It is with great commotion that I want to share this text with you. A testimony of the strong bond between Giorgio Bocca and our Hills, a bond born at the time of the War of Resistance and strenghtened during the following years.
The text is a preface to a photography book that, sadly, I’ve now lost, and even if I have noted down this quote from Bocca, I can’t remember the bibliographic details (title and editor).
The hills and men of the Langa, strengthen my conviction that here nature reveals its arcane indifference to or miserable lives, giving the men who live and work there just enough madness to survive.
Being accustomed, like an inhabitant of the mountains, to stand with my shoulders covered, looking at the same, limited are of the world – always the same mountains, the same villages, the same snow – every time I go down into the Langa I feel light-headed.

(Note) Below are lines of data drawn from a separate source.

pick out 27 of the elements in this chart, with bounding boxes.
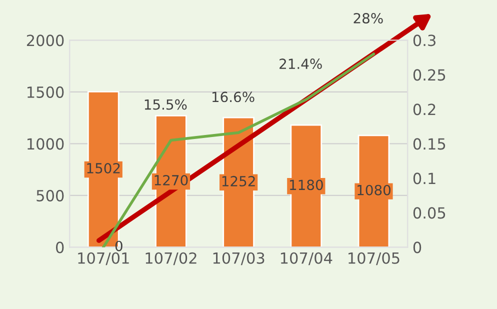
data-label: 1080	[358, 184, 390, 196]
y2-tick-label: 0.05	[413, 207, 446, 219]
x-tick-label: 107/01	[78, 252, 129, 266]
data-label: 16.6%	[212, 92, 254, 102]
y2-tick-label: 0.3	[413, 34, 436, 46]
y2-tick-label: 0.25	[413, 69, 446, 81]
y2-tick-label: 0.2	[413, 104, 436, 116]
y-tick-label: 500	[36, 190, 64, 202]
x-tick-label: 107/04	[280, 252, 332, 266]
data-label: 1502	[87, 162, 120, 174]
data-label: 1180	[290, 180, 323, 190]
y-tick-label: 1500	[28, 86, 64, 98]
data-label: 0	[115, 240, 122, 252]
data-label: 1252	[222, 176, 255, 186]
y2-tick-label: 0.15	[413, 138, 446, 150]
data-label: 15.5%	[144, 99, 187, 110]
data-label: 1270	[154, 174, 188, 186]
data-label: 21.4%	[280, 58, 322, 70]
y-tick-label: 2000	[26, 34, 64, 46]
y-tick-label: 1000	[28, 138, 64, 150]
x-tick-label: 107/05	[348, 252, 400, 266]
y-tick-label: 0	[56, 242, 64, 254]
x-tick-label: 107/03	[213, 252, 264, 266]
x-tick-label: 107/02	[146, 252, 196, 266]
y2-tick-label: 0.1	[413, 172, 436, 184]
y2-tick-label: 0	[413, 242, 422, 254]
data-label: 28%	[354, 13, 383, 24]
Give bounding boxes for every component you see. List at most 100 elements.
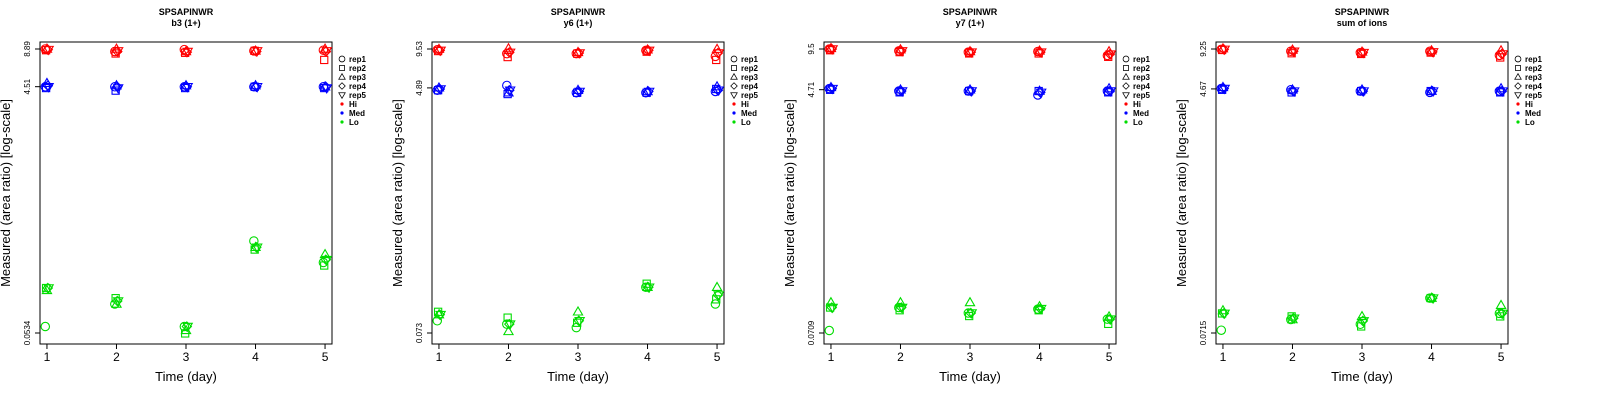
y-tick-label: 9.53 xyxy=(415,41,424,57)
chart-subtitle: y6 (1+) xyxy=(564,18,593,28)
x-tick-label: 1 xyxy=(436,350,443,364)
legend-label: rep1 xyxy=(741,55,758,64)
data-point xyxy=(713,86,725,97)
x-tick-label: 2 xyxy=(113,350,120,364)
data-point xyxy=(504,48,516,59)
x-tick-label: 3 xyxy=(575,350,582,364)
data-point xyxy=(896,47,908,57)
x-tick-label: 4 xyxy=(252,350,259,364)
x-axis-label: Time (day) xyxy=(1331,369,1393,384)
y-tick-label: 0.073 xyxy=(415,322,424,343)
data-point xyxy=(251,243,263,254)
legend-marker-rep5 xyxy=(338,92,346,100)
data-point xyxy=(1219,309,1231,320)
data-point xyxy=(966,309,978,319)
data-point xyxy=(713,49,725,59)
legend-label: Med xyxy=(1133,109,1149,118)
data-point xyxy=(643,46,655,57)
x-tick-label: 1 xyxy=(828,350,835,364)
x-tick-label: 5 xyxy=(322,350,329,364)
chart-subtitle: sum of ions xyxy=(1337,18,1388,28)
data-point xyxy=(711,80,723,91)
x-tick-label: 1 xyxy=(44,350,51,364)
legend-color-med xyxy=(1124,111,1128,115)
y-axis-label: Measured (area ratio) [log-scale] xyxy=(0,99,13,287)
data-point xyxy=(1219,45,1231,56)
x-tick-label: 1 xyxy=(1220,350,1227,364)
data-point xyxy=(43,45,55,56)
legend-color-med xyxy=(732,111,736,115)
data-point xyxy=(1035,48,1047,59)
legend-color-med xyxy=(340,111,344,115)
legend-label: rep1 xyxy=(1133,55,1150,64)
x-tick-label: 4 xyxy=(644,350,651,364)
data-point xyxy=(1497,87,1509,97)
data-point xyxy=(827,84,839,95)
chart-subtitle: y7 (1+) xyxy=(956,18,985,28)
data-point xyxy=(711,43,723,53)
chart-title: SPSAPINWR xyxy=(1335,7,1390,17)
data-point xyxy=(182,47,194,58)
data-point xyxy=(1495,44,1507,55)
x-tick-label: 4 xyxy=(1036,350,1043,364)
data-point xyxy=(112,47,124,57)
legend-label: rep3 xyxy=(1133,73,1150,82)
data-point xyxy=(827,303,839,314)
x-tick-label: 3 xyxy=(1359,350,1366,364)
data-point xyxy=(504,320,516,331)
legend-label: rep5 xyxy=(1525,91,1542,100)
legend-label: Hi xyxy=(349,100,357,109)
data-point xyxy=(1216,325,1227,335)
y-tick-label: 8.89 xyxy=(23,41,32,57)
legend-color-hi xyxy=(732,102,736,106)
legend-marker-rep1 xyxy=(1122,55,1130,63)
chart-title: SPSAPINWR xyxy=(551,7,606,17)
legend-label: rep2 xyxy=(1525,64,1542,73)
data-point xyxy=(964,296,976,307)
legend-marker-rep4 xyxy=(338,82,346,90)
data-point xyxy=(1288,314,1300,325)
legend-label: Lo xyxy=(1133,118,1143,127)
data-point xyxy=(182,322,194,333)
data-point xyxy=(319,248,331,259)
data-point xyxy=(181,46,193,58)
legend-color-med xyxy=(1516,111,1520,115)
legend-marker-rep2 xyxy=(1123,65,1129,71)
data-point xyxy=(40,321,51,332)
legend-label: Lo xyxy=(1525,118,1535,127)
x-tick-label: 5 xyxy=(1498,350,1505,364)
legend-marker-rep4 xyxy=(1514,82,1522,90)
legend-marker-rep5 xyxy=(1122,92,1130,100)
data-point xyxy=(321,255,333,266)
legend-marker-rep2 xyxy=(731,65,737,71)
legend-color-hi xyxy=(1124,102,1128,106)
x-axis-label: Time (day) xyxy=(155,369,217,384)
legend-label: rep3 xyxy=(741,73,758,82)
y-axis-label: Measured (area ratio) [log-scale] xyxy=(782,99,797,287)
legend-label: Med xyxy=(349,109,365,118)
data-point xyxy=(112,297,124,307)
data-point xyxy=(1497,309,1509,320)
data-point xyxy=(43,284,55,294)
legend-label: rep3 xyxy=(349,73,366,82)
data-point xyxy=(574,317,586,327)
data-point xyxy=(1105,87,1117,97)
data-point xyxy=(1035,304,1047,315)
data-point xyxy=(504,86,516,97)
legend-label: Med xyxy=(741,109,757,118)
data-point xyxy=(182,83,194,93)
data-point xyxy=(827,45,839,55)
chart-title: SPSAPINWR xyxy=(943,7,998,17)
legend-label: rep5 xyxy=(741,91,758,100)
x-tick-label: 2 xyxy=(505,350,512,364)
y-tick-label: 9.5 xyxy=(807,43,816,55)
legend-color-lo xyxy=(732,120,736,124)
x-tick-label: 5 xyxy=(714,350,721,364)
legend-label: Hi xyxy=(1133,100,1141,109)
data-point xyxy=(1288,87,1300,97)
y-tick-label: 0.0709 xyxy=(807,320,816,345)
legend-color-lo xyxy=(340,120,344,124)
legend-label: Hi xyxy=(741,100,749,109)
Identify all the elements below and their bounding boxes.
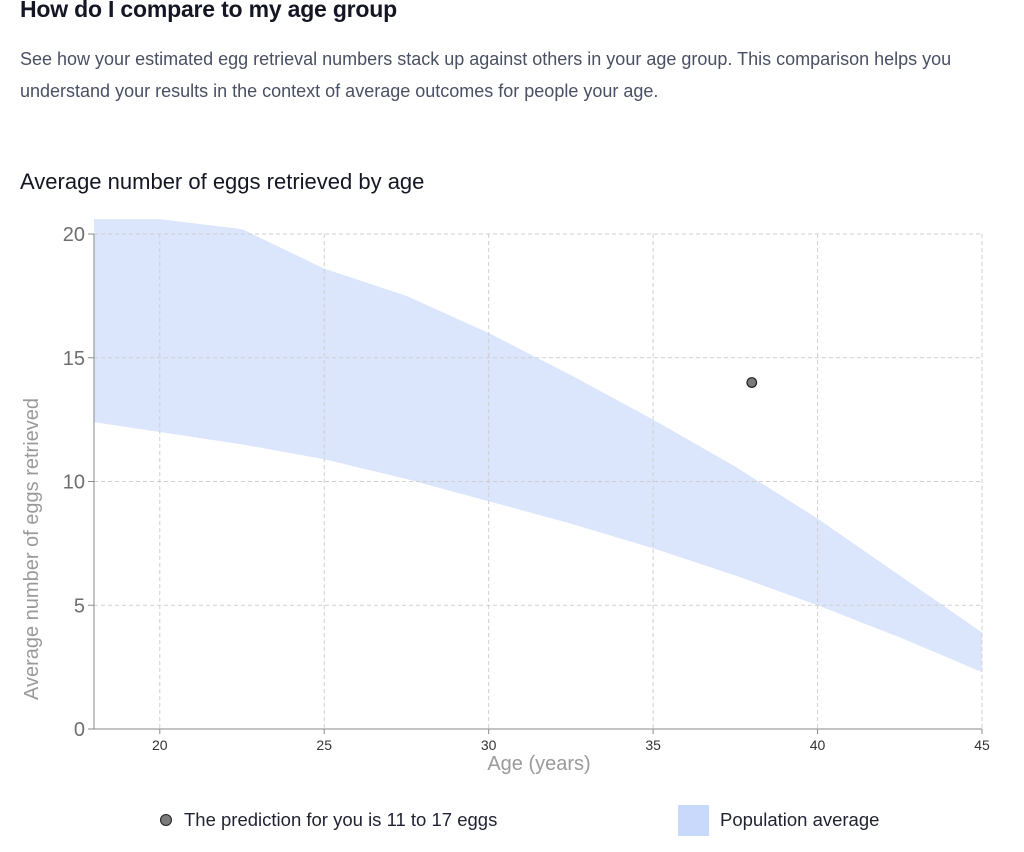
y-axis-label: Average number of eggs retrieved xyxy=(21,398,43,700)
legend-item-population: Population average xyxy=(678,804,879,836)
legend-swatch-icon xyxy=(678,804,709,836)
legend-label-prediction: The prediction for you is 11 to 17 eggs xyxy=(184,809,498,830)
y-tick-label-0: 0 xyxy=(74,719,85,741)
y-tick-label-5: 5 xyxy=(74,595,85,617)
legend-label-population: Population average xyxy=(720,809,880,830)
legend-item-prediction: The prediction for you is 11 to 17 eggs xyxy=(160,804,497,836)
x-axis-label: Age (years) xyxy=(487,753,590,775)
x-tick-label-20: 20 xyxy=(152,737,168,753)
x-tick-label-35: 35 xyxy=(645,737,661,753)
legend-dot-icon xyxy=(160,814,172,826)
chart-title: Average number of eggs retrieved by age xyxy=(20,169,425,194)
intro-text: See how your estimated egg retrieval num… xyxy=(20,49,952,101)
y-tick-label-15: 15 xyxy=(63,348,85,370)
y-tick-label-20: 20 xyxy=(63,224,85,246)
x-tick-label-25: 25 xyxy=(316,737,332,753)
prediction-point xyxy=(746,377,758,388)
population-average-band xyxy=(94,219,982,673)
x-tick-label-40: 40 xyxy=(810,737,826,753)
y-tick-label-10: 10 xyxy=(63,472,85,494)
section-title: How do I compare to my age group xyxy=(20,0,397,22)
x-tick-label-45: 45 xyxy=(974,737,990,753)
x-tick-label-30: 30 xyxy=(481,737,497,753)
chart-legend: The prediction for you is 11 to 17 eggs … xyxy=(0,800,1024,840)
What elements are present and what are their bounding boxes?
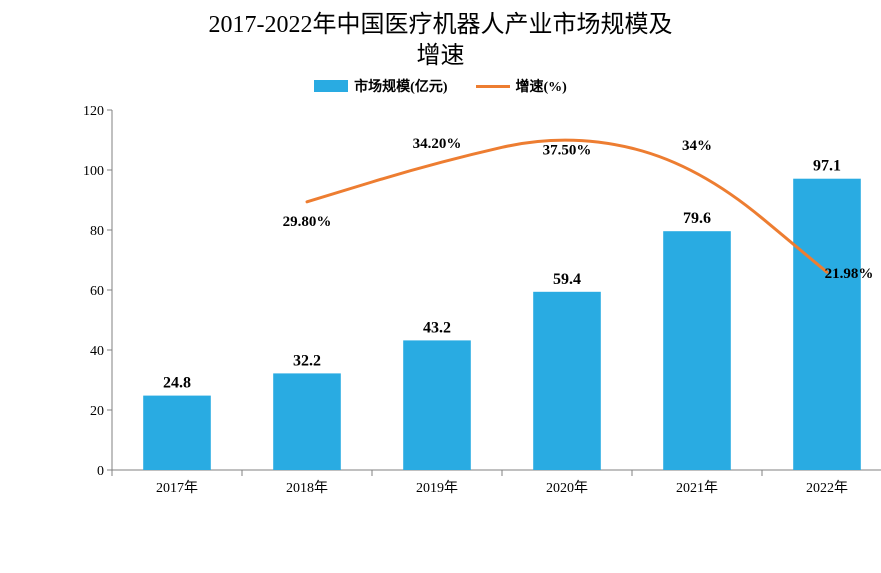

It is in the Langa, rather than by the sea, that you are aware that the world is round, that you can see hundreds of church towers, the endless, undulating vineyards, the low skies full of clouds or bright blue, stretching into the curvature of this sphere that hurries, goodness knows why, into the sidereal emptiness, taking us with it.
There is something inside it, like a sort of radiation, peculiar humours that make everything here stronger, unique, whether it is a truffle or a toma cheese, game or wine, the air or colours. To fix these arcane powers in photographs takes a great deal of love, and a great deal of work.